Scaling Financing for Coal Phase out in Emerging Economies 2025
Page 8 of 30 · WEF_Scaling_Financing_for_Coal_Phase_out_in_Emerging_Economies_2025.pdf
Strategic use of
concessional financing:
Insights from the
Philippines 2
Given the volume of operational CFPPs worldwide,
scaling coal phase-out using concessional capital will
be challenging. Similarly, transition credits may take
time to scale and could also be limited in availability.
To help address this challenge, the analysis
underpinning this paper set out to stress-test opportunities and limitations in CFPP phase-out
mechanisms using cost-of-capital levers, assessing
also the options to limit concessional financing as
far as possible. The analysis is based on publicly-
available data from 10 real-life plants in
the Philippines.18
Overview of the analysis 2.1
The analysis explores how refinancing with debt
can maximize emissions reduction from coal
plant retirements while minimizing the use of
concessional finance.

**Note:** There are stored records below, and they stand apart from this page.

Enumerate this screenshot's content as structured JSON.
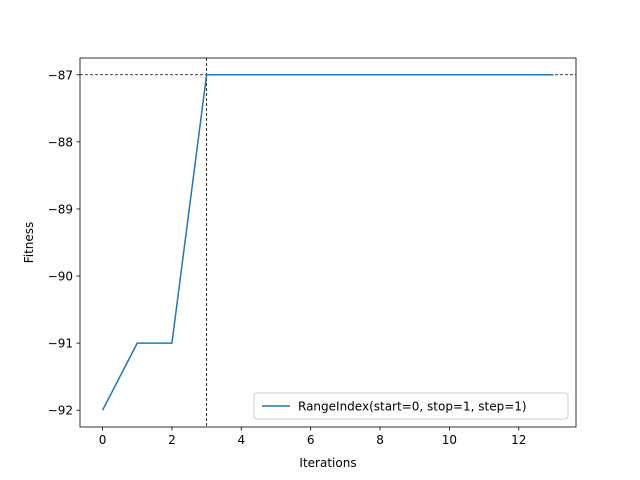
{
  "chart_data": {
    "type": "line",
    "xlabel": "Iterations",
    "ylabel": "Fitness",
    "xlim": [
      -0.65,
      13.65
    ],
    "ylim": [
      -92.25,
      -86.75
    ],
    "xticks": [
      0,
      2,
      4,
      6,
      8,
      10,
      12
    ],
    "xtick_labels": [
      "0",
      "2",
      "4",
      "6",
      "8",
      "10",
      "12"
    ],
    "yticks": [
      -92,
      -91,
      -90,
      -89,
      -88,
      -87
    ],
    "ytick_labels": [
      "−92",
      "−91",
      "−90",
      "−89",
      "−88",
      "−87"
    ],
    "grid": false,
    "legend_position": "lower right",
    "series": [
      {
        "name": "RangeIndex(start=0, stop=1, step=1)",
        "color": "#1f77b4",
        "x": [
          0,
          1,
          2,
          3,
          4,
          5,
          6,
          7,
          8,
          9,
          10,
          11,
          12,
          13
        ],
        "y": [
          -92,
          -91,
          -91,
          -87,
          -87,
          -87,
          -87,
          -87,
          -87,
          -87,
          -87,
          -87,
          -87,
          -87
        ]
      }
    ],
    "reference_lines": {
      "vertical_x": 3,
      "horizontal_y": -87,
      "style": "dashed",
      "color": "#000000"
    }
  }
}
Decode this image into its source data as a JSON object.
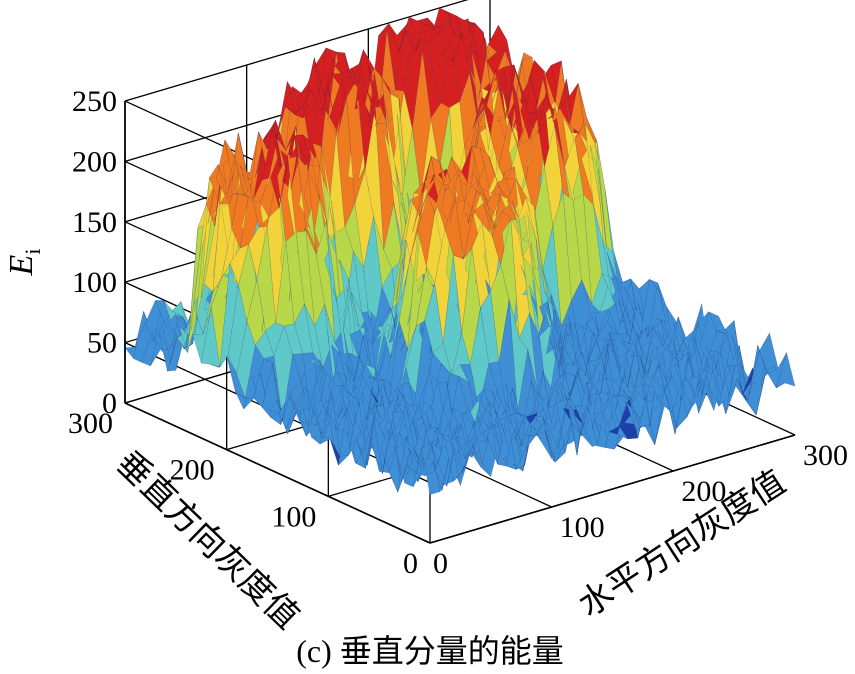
{
  "chart_data": {
    "type": "surface3d",
    "caption": "(c) 垂直分量的能量",
    "zlabel": "E",
    "zlabel_sub": "i",
    "xlabel": "水平方向灰度值",
    "ylabel": "垂直方向灰度值",
    "xlim": [
      0,
      300
    ],
    "ylim": [
      0,
      300
    ],
    "zlim": [
      0,
      250
    ],
    "x_ticks": [
      "0",
      "100",
      "200",
      "300"
    ],
    "y_ticks": [
      "0",
      "100",
      "200",
      "300"
    ],
    "z_ticks": [
      "0",
      "50",
      "100",
      "150",
      "200",
      "250"
    ],
    "grid": true,
    "colormap": "jet",
    "colors": [
      "#1f3fa8",
      "#3f8fd6",
      "#5fc8c8",
      "#b8d84a",
      "#f2d43a",
      "#f07a22",
      "#d62020"
    ],
    "plateaus": [
      {
        "x": 60,
        "y": 230,
        "height": 210
      },
      {
        "x": 150,
        "y": 270,
        "height": 230
      },
      {
        "x": 240,
        "y": 290,
        "height": 245
      },
      {
        "x": 150,
        "y": 140,
        "height": 195
      },
      {
        "x": 250,
        "y": 200,
        "height": 215
      },
      {
        "x": 290,
        "y": 290,
        "height": 200
      }
    ],
    "base_level": 50,
    "noise_level": 30
  }
}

It looked at the maximum
abatement achievable for these plants given a
set of market assumptions outlined below.
To do this, it assessed abatement impacts of a
relatively large tranche of highly concessional
debt (at 1% interest rate) in a blended capital
stack (containing commercial debt and up to
31% concessional debt), combined with other
refinancing tools capable of reducing overall cost of capital including gearing increase
and tenor extension of debt (see Box 2 for
explanation of these financial engineering
options).19
The analysis then worked back to explore
how much abatement remains achievable
when the concessional component of the
debt is progressively reduced to zero, leaving
alternative financial engineering options to
deliver the decarbonization impact (see Box 2
for explanation). In all scenarios, loan tenor
extension is maximized to the full extent possible.